What is Big Data - Is 1 Petabyte considered as Big Data? May be 10 Petabyte?
According to Wikipedia: "big data is a collection of data sets so large and complex that it becomes difficult to process using on-hand database management tools or traditional data processing applications ". Ok, but is Hadoop a traditional data processing application or not? You know, it's almost 5 years around…
According to Gartner: "Big data is high-volume, high-velocity and high-variety information assets that demand cost-effective, innovative forms of information processing for enhanced insight and decision making." But then again: what is high-volume and high-velocity? Is 1 Petabyte data set considered as high-volume information asset or not?
Some will say that the size of Big Data is a moving target; others will claim that Big Data is the data size that doesn't fit into one computer memory. And though last two examples are capturing the fluid nature of Big Data they are not sufficiently formal enough.
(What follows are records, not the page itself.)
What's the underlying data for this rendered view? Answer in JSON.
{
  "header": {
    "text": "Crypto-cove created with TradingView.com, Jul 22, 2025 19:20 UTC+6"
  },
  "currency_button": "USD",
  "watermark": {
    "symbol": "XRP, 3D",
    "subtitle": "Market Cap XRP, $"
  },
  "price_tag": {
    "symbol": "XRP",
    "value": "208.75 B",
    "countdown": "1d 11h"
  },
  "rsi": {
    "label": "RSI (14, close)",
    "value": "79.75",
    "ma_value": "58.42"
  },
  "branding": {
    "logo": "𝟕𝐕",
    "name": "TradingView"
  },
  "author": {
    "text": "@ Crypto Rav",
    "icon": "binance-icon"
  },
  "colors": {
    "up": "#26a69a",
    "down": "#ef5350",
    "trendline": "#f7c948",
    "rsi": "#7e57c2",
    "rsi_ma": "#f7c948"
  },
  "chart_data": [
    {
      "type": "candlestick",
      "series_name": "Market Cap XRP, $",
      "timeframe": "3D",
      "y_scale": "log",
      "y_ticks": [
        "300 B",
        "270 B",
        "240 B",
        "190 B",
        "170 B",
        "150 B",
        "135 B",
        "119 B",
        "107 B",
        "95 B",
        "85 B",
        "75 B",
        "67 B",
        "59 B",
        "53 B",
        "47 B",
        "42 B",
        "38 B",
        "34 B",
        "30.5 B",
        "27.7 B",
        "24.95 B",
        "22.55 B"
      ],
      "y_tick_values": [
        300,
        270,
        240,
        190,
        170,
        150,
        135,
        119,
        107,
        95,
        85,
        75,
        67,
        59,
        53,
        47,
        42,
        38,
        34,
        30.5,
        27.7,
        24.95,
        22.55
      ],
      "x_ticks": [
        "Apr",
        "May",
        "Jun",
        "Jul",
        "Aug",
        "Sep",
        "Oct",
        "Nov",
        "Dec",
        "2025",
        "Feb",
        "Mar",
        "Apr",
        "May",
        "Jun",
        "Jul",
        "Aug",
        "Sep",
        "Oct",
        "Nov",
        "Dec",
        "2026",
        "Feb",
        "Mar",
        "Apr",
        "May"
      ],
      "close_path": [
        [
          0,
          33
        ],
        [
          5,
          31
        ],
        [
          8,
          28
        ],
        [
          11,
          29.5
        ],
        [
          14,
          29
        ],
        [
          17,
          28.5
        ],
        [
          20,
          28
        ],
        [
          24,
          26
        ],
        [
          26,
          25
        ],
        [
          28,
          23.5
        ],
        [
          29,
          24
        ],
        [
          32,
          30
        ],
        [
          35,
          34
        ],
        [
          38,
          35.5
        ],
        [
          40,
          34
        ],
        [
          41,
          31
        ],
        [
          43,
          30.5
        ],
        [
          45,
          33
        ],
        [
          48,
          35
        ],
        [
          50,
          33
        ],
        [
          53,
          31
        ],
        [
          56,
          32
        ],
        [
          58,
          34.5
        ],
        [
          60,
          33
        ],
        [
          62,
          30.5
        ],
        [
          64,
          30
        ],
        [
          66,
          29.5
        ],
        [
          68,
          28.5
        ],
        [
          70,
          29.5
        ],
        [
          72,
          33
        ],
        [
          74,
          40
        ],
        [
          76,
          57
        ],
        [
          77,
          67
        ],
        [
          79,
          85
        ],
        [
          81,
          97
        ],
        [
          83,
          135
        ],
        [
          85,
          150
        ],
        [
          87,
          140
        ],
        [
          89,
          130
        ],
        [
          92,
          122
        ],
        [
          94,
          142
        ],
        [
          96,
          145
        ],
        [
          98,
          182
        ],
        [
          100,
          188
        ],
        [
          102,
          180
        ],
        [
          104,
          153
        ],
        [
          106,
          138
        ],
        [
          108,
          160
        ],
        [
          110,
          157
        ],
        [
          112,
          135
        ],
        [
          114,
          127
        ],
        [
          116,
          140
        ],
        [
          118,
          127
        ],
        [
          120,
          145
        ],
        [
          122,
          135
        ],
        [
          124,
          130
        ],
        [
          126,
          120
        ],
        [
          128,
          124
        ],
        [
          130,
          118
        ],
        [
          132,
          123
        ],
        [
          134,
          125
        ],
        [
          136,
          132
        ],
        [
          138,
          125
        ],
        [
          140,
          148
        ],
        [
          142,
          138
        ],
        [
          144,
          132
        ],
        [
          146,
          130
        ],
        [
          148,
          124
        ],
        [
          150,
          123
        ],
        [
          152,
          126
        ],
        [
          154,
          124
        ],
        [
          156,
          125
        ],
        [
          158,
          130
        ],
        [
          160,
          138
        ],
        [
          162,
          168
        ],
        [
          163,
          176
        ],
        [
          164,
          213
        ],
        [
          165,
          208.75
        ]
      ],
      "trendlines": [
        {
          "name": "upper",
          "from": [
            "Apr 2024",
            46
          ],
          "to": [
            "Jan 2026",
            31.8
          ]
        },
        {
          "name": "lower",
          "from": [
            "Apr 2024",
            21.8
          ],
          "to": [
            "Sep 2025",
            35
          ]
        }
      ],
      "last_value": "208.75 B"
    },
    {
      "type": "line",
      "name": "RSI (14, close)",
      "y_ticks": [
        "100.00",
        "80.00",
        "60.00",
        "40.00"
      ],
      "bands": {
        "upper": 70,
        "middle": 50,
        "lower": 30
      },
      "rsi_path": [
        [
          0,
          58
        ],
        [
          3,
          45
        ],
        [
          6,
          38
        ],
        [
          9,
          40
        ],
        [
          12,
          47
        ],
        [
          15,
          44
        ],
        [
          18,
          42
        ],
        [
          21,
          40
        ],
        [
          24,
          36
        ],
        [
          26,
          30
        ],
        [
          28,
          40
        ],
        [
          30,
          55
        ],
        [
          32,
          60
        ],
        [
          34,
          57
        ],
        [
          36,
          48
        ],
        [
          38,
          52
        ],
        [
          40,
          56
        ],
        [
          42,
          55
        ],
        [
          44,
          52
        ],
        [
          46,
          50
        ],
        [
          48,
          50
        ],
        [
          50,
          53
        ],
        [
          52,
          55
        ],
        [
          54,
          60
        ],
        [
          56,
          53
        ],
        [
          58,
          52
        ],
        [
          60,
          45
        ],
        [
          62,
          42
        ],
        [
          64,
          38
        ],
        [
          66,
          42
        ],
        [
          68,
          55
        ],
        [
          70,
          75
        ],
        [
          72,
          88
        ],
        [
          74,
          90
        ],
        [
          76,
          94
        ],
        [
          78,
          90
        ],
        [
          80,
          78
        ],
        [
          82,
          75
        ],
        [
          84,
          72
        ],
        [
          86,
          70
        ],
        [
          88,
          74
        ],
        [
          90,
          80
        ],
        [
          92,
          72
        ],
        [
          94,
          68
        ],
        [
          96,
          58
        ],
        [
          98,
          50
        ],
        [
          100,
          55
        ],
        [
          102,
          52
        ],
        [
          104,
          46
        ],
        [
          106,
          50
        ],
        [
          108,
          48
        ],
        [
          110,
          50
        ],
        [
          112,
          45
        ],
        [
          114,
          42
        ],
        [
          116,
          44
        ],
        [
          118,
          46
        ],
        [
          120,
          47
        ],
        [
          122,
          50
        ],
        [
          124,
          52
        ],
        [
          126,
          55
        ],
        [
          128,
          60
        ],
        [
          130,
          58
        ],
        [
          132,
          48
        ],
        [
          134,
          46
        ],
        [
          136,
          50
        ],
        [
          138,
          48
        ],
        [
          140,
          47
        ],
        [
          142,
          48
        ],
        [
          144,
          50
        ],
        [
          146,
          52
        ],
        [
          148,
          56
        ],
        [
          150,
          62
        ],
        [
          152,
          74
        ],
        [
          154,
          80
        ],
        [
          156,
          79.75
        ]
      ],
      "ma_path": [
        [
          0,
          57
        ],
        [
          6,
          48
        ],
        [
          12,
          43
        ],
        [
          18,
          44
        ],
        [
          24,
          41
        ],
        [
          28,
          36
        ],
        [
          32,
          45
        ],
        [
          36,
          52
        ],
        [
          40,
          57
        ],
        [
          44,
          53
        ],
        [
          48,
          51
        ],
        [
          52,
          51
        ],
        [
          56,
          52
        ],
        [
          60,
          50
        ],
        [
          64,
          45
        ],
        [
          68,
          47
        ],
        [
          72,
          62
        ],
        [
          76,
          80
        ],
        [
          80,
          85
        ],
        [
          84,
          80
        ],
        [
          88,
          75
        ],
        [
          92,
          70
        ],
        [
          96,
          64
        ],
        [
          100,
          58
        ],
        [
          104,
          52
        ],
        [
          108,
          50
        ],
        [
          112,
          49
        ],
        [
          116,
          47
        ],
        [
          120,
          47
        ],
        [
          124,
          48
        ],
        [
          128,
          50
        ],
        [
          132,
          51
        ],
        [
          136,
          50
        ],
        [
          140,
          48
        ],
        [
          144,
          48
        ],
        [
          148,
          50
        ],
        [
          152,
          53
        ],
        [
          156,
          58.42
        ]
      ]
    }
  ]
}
From the very beginning of computer industry, data sets always grew bigger and bigger and IT departments were always concerned with insufficient resources to support this growth. So what has changed now to become “Big Data” buzz?
It seems that what makes Big Data to be Big Data is not some size threshold and not some velocity threshold but rather the ratio. What ratio? The ratio between data volume, data velocity and hardware available. Should we expect 1000 times faster CPU in next year and 1000 time bigger and faster memory in next year, would we care about 40-60% annual growth rate in data set size? Probably not. So the ratio is the ratio between data growth rate and hardware growth rate. Specifically, CPU performances, storage and memory capacity and storage and memory speed. Assuming this definition, and taking into account hardware growth rate in last 10 years (which is slower than in the 90s) and data growth rate which was very high in the last 10 years, it becomes much clear why 15-20 years ago we didn't hear about Big Data and now we do. So, may be instead of saying Big Data we should say Small Hardware? Or may be both?